In fact, various government reports after the 2005 law was enacted suggested that this new benchmark would not cover pharmacies costs of purchasing generic drugs. Making matters worse, states could even further reduce the FULs for reimbursement purposes. This fact exacerbated concerns among the pharmacy supply chain that generic-drug reimbursement would be squeezed down hard, with the result that generic-drug dispensing would be reduced.
In fact, two Government Accountability Office (GAO) studies found that use of 250% of the lowest published AMP to set FULs would have underpaid pharmacies by 36%. The AMP-based reimbursements could have averaged about 78% below what pharmacies were getting paid. An economic analysis of this Medicaid FUL reimbursement policy found that 11,000 pharmacies would have closed had the policy been implemented. That means about 20% of all pharmacies could have closed. Such an outcome could have devastated the community pharmacy infrastructure that is relied on by millions of Medicaid, Medicare, and other patients every day to obtain their pharmacy services.
Community pharmacy believed that the July 2007 CMS regulation implementing the 2005 changes had several flaws that did not follow the intent of Congress. The National Association of Chain Drug Stores (NACDS) and the National Community Pharmacists Association (NCPA) filed suit in federal court against CMS and won an injunction in December 2007, staying certain parts of the regulation relating to pharmacy reimbursement and the public posting of AMP data.
According to the retail pharmacies, the AMP definition finalized in 2007 did not reflect the statutory intent of Congress that the AMP should only include retail pharmacy prices. To their consternation, CMS required manufacturers to include in the AMP any price for a drug dispensed in an outpatient setting, including hospitals, mail order, pharmacy benefit managers (PBMs), physician offices, and others.

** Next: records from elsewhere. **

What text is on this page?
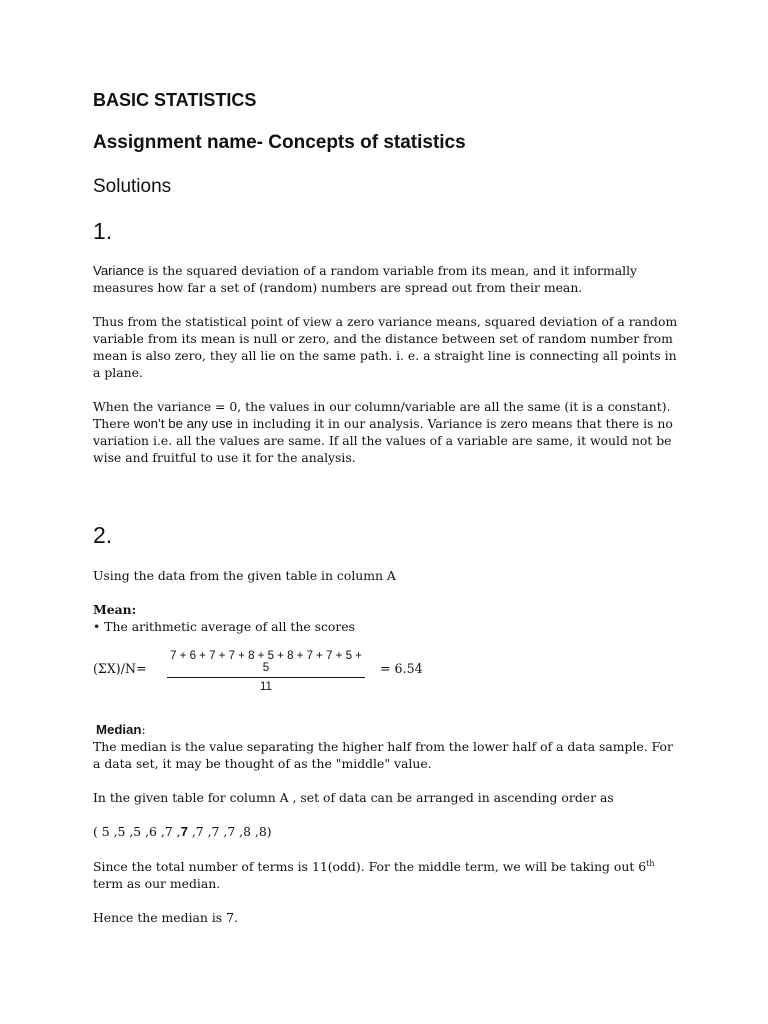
BASIC STATISTICS
Assignment name- Concepts of statistics
Solutions
1.

Variance is the squared deviation of a random variable from its mean, and it informally measures how far a set of (random) numbers are spread out from their mean.

Thus from the statistical point of view a zero variance means, squared deviation of a random variable from its mean is null or zero, and the distance between set of random number from mean is also zero, they all lie on the same path. i. e. a straight line is connecting all points in a plane.

When the variance = 0, the values in our column/variable are all the same (it is a constant). There won’t be any use in including it in our analysis. Variance is zero means that there is no variation i.e. all the values are same. If all the values of a variable are same, it would not be wise and fruitful to use it for the analysis.

2.

Using the data from the given table in column A

Mean:

• The arithmetic average of all the scores

$(\Sigma X)/N= \frac{7 + 6 + 7 + 7 + 8 + 5 + 8 + 7 + 7 + 5 + 5}{11} = 6.54$

Median:

The median is the value separating the higher half from the lower half of a data sample. For a data set, it may be thought of as the "middle" value.

In the given table for column A , set of data can be arranged in ascending order as

( 5 ,5 ,5 ,6 ,7 ,7 ,7 ,7 ,7 ,8 ,8)

Since the total number of terms is 11(odd). For the middle term, we will be taking out 6th term as our median.

Hence the median is 7.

Pharmacies believed that this would result in an AMP that would not reflect their costs of purchasing—especially for brands—and they won an injunction on the regulation. As of December 15, 2010, the NCPA and NACDS reached an agreement with CMS to dismiss the Medicaid AMP lawsuit. This was made possible by CMS’s withdrawal of the last remaining provisions of the AMP rule that had been blocked by a preliminary injunction following the litigation. This injunction has helped to avert billions of dollars in Medicaid generic-drug reimbursement reductions to community pharmacies.